Java TOPIC 26 – DRAWING GRAPHS LESSON NOTE COMPLEXITY Drawing
a graph onto screen can become very complex.
First, you must distribute the vertices far away from each other. You probably want to fill the area well. Then you must draw the edges. And then, you have to consider if the edges
cross in a strange way. Or perhaps the
look of the graph is way more messy than it should
be. So…. You restart…. J OUR DRAWING METHODS At
current time, Mr. Campeau has implemented three simple drawing methods that
make use of NOOPDraw. These methods are simple and are very
capable of drawing "bad" graphs. The
hope is that over time, new methods (perhaps student solutions) will be added
to the file in order to give us more options. GENERAL STRATEGY There
is a simple general strategy used in all three drawing methods. First, each vertex is associated with a
coordinate on the screen. This is the
difficult step. After that is done, we
simply draw all edges and all vertices based on those coordinates. DRAWING METHOD #1 –
RANDOM This
approach associates vertices with random locations on the screen. Then the graph is drawn accordingly. It works reasonably well consider such a
simple approach but does generate many bad graphs. DRAWING METHOD #2 – GRID
CENTER This
approach separates the drawing area into a grid. Each cell in the grid gets a vertex at its
center. This creates beautifully
aligned graphs.
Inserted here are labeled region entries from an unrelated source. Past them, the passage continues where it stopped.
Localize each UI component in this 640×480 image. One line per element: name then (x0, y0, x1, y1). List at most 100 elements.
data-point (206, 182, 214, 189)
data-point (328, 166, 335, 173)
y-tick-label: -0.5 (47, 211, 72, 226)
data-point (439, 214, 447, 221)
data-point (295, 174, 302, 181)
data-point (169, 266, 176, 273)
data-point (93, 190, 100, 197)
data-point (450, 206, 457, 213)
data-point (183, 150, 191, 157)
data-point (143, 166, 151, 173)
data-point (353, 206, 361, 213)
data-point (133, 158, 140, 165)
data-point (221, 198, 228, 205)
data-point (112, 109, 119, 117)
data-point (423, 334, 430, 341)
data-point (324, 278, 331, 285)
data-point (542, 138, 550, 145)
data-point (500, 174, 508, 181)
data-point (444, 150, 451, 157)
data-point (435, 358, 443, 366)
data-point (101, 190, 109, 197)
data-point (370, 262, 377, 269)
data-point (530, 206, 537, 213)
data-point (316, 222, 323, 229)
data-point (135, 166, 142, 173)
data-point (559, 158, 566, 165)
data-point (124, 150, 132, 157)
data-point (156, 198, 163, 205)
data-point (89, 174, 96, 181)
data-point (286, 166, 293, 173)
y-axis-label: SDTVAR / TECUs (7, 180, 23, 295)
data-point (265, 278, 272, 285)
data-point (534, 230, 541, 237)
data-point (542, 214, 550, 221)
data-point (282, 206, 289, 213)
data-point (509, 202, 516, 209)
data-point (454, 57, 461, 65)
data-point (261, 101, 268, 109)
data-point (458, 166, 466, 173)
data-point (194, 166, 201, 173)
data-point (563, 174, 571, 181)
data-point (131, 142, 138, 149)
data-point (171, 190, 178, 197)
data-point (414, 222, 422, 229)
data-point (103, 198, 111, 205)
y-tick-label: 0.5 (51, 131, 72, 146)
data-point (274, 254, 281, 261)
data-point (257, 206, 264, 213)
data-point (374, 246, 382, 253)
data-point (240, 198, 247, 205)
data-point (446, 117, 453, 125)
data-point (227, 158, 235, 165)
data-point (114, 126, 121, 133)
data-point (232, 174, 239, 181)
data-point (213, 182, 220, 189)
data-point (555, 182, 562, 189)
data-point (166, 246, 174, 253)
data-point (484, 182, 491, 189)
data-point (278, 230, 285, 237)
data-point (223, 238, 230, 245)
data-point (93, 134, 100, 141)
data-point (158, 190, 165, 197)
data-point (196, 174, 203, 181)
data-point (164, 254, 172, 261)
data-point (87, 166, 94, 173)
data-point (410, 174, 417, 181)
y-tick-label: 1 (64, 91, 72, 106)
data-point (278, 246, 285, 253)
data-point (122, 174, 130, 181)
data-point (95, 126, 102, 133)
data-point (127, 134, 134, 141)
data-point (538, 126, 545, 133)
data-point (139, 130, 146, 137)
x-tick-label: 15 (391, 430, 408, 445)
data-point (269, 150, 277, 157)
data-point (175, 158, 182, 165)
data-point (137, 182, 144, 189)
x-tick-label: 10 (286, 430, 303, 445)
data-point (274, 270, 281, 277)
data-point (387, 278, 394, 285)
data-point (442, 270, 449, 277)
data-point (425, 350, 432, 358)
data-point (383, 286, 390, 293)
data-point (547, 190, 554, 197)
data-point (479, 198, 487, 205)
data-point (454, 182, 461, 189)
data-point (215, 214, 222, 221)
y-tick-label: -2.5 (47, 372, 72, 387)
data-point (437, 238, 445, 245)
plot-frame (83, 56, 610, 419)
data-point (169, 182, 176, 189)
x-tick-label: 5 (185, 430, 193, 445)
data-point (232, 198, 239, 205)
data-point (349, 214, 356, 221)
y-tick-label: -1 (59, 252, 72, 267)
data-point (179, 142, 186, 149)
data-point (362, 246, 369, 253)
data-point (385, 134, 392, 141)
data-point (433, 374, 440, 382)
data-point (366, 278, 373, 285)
However, this very
alignment leads to confusing edges that might incorrectly pass through other
vertices giving the viewer the false impression that some vertices are
connected. DRAWING METHOD #3 – GRID
OFFSET This
approach again separates the drawing area into a grid but places vertices
randomly inside each cell. The
advantage is that the graph fills the area well and accidental collisions
between edges and vertices are less common than in method #2. However, the vertices are not as nicely
aligned. DRAWING METHOD #4 – THE
CIRCLE (by Evan Duhamel, 2016) This
approach involves placing all vertices along a large circle. The benefit is that no edges will
accidentally pass under (or collide) with an unassociated vertex. One drawback is that there are many many crossovers of edges – something that would be
avoided ideally. But is looks quite
neat! |
|